In alignment with the Mary Christie Foundation’s dedication to the field of student health and wellness, Howard, alongside the nation’s other historic and groundbreaking HBCUs, must conduct the research, teaching, and clinical care that seeks to eliminate health disparities and provides service to the most vulnerable among us.

Howard University remains invested in providing exemplary education, service, and research that promotes patient-centered, collaborative care and advocates for the elimination of health disparities. As one of the top 50 most funded psychiatric research facilities in the U.S., Howard’s active research program complements patient care. Our University counseling services are geared toward increasing self-understanding, autonomy, and personal development.

Additionally, training programs are available for medical students and residents for adult psychiatry. Specifically, The Howard University Counseling Services engages in a wide variety of outreach events each semester. Every event has a teaching component about mental health. Presentations addressing signs of distress on topics such as drug and alcohol usage, domestic violence and sexual assault, stress management, test anxiety, depression and suicide, anxiety and relaxation techniques, and hazing are also provided to university resident assistants, graduate assistants, faculty, and staff.

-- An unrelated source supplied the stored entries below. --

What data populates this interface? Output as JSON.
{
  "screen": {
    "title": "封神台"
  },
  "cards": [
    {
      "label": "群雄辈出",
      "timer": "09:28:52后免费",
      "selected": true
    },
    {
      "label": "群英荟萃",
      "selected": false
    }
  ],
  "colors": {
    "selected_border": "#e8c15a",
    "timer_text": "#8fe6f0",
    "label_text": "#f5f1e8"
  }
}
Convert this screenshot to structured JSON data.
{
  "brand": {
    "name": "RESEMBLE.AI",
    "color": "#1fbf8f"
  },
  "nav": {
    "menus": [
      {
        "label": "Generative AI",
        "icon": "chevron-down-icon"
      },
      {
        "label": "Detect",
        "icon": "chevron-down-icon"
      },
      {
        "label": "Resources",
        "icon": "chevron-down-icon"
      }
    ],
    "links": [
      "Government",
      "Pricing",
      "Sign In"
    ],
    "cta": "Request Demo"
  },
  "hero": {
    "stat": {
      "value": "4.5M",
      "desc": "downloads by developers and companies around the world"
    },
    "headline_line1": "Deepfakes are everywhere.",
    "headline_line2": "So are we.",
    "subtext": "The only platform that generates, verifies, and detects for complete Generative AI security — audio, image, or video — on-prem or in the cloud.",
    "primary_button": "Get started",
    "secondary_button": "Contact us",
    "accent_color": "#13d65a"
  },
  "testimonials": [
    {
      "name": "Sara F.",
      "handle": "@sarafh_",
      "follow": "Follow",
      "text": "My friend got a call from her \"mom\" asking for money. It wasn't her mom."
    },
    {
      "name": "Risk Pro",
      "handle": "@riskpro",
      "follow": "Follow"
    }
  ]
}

In addition, University Counseling Services provides these services to the Law School students at their campus and to student organizations upon request. Currently, a series of biweekly presentations are being provided to various residence halls for the residents.   

I intend to ensure that Howard University continuously has access to the resources needed to make mental health a priority across our campus. I look forward to using this season to focus on health and wellness and hope that you will do the same so that we can work collectively to be a healthier community.